Reasons for devastating war
There are two main reasons why a devastating war confrontation has not yet erupted, resulting in a final settlement of the dispute. So far, they are the absolute military superiority of Israel, together with the always clearly declared alliance of the United States. All political efforts for a final peace settlement are permanently failed, because irreconcilability is already too deep and peace would necessarily require great compromises, which no one is willing to undergo. The futility of diplomatic attempts is also evidenced by decades of lengthy negotiations, where all so-called peace agreements are essentially only concrete forms of truce and the definition of a kind of status quo. All consensus means only tactical concessions. The United States, of course, is the only important mediator in resolving the conflict. But it is also clear that the “peace process” must formally continue.
Occasional European efforts
Occasional European efforts to play a more visible role in resolving the conflict are completely futile. Europe’s real influence is absolutely marginal. Muslims do not respect it for its opportunism, it is important for the Palestina only as a source of financial aid, and the Israelis do not trust it.
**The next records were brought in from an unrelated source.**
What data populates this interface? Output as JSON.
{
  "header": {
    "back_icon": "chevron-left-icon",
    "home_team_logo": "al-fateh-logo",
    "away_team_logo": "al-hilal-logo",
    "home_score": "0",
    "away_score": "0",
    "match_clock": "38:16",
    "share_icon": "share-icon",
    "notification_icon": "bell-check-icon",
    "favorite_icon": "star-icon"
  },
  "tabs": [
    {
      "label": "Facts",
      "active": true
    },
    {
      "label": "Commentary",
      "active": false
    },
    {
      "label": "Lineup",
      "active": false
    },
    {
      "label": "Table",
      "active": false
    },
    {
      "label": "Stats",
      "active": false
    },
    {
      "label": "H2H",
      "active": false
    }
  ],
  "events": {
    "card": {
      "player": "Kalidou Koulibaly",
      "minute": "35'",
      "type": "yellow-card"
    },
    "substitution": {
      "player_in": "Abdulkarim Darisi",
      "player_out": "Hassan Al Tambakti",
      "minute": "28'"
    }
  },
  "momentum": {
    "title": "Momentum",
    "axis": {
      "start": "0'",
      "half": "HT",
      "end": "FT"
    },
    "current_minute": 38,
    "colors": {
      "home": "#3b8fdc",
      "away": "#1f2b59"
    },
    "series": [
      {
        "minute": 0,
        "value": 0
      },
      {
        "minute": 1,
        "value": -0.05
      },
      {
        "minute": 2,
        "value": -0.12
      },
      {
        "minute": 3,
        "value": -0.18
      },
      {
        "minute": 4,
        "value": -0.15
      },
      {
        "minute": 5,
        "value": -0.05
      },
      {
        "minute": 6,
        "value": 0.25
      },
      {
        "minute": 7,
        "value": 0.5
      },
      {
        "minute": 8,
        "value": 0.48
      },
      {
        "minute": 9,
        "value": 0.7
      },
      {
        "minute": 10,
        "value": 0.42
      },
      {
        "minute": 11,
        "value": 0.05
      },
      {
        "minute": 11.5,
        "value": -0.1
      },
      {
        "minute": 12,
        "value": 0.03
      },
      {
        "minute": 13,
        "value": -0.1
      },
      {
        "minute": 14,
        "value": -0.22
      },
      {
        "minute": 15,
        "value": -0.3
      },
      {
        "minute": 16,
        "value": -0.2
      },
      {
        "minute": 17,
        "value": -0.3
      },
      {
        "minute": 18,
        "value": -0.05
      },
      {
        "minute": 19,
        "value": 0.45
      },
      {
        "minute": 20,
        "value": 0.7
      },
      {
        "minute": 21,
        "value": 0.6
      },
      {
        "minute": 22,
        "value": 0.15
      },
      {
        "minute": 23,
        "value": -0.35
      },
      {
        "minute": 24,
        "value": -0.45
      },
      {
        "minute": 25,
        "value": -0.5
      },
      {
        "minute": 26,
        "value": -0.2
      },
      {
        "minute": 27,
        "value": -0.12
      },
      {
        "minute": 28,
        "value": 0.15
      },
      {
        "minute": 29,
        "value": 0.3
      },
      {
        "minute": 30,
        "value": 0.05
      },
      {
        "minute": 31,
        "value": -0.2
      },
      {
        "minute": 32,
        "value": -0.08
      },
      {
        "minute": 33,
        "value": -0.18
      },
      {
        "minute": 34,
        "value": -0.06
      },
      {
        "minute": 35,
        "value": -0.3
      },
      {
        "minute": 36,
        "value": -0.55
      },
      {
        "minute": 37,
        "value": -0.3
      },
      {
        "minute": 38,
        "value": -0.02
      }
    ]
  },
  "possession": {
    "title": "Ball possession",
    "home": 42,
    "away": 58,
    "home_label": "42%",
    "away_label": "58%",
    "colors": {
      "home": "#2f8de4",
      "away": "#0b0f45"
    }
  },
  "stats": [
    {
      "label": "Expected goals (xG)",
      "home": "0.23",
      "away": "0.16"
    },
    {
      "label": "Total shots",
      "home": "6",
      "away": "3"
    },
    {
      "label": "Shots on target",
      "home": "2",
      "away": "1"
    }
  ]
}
Today, Europeans can no longer perceive that metaphysical plane of strife, they have lost their relationship to the transcendent, and they turn a blind eye to aggressive ideologies out of fear, but it is they who have almost destroyed them recently. Idealistic Americans are closer to understanding the depth of the conflict. European postideological relativistic consensualism in this environment as a method cannot succeed. Moreover, most Europeans are, more or less covertly, anti-Israel. On the one hand, this stems from political pragmatism. In France, for example, 600,000 Jews live, the most in the European Union, but also 4 million Arabs. Other motives for anti-Israel attitudes stem from intellectual anti-capitalism (Jewish industrialists and bankers have always been a symbol of plutocracy) and anti-Americanism (socialists always annoying the United States support Israel), stereotypes of left-wing liberalism that dominates the thinking of most European intellectuals.
The paradox is that the original Israeli kibbutzim were based on the communist ethos and that many Jews were at the birth of socialist ideologies and were at the head of left-wing parties. They believed that socialism would also eradicate anti-Semitism. However, anti-Israel attitudes cannot be too open, because the shadow of the Holocaust still lies above Europe and fears of accusations of anti-Semitism remain strong.
It might seem that the long-standing stalemate in the Palestinian-Israeli conflict suits Israel, as it successfully defends the territorial position gained in the two wars with its intimidating military power. But time works against him. It is an island in the Islamic Sea, whose waves will become stronger and stronger.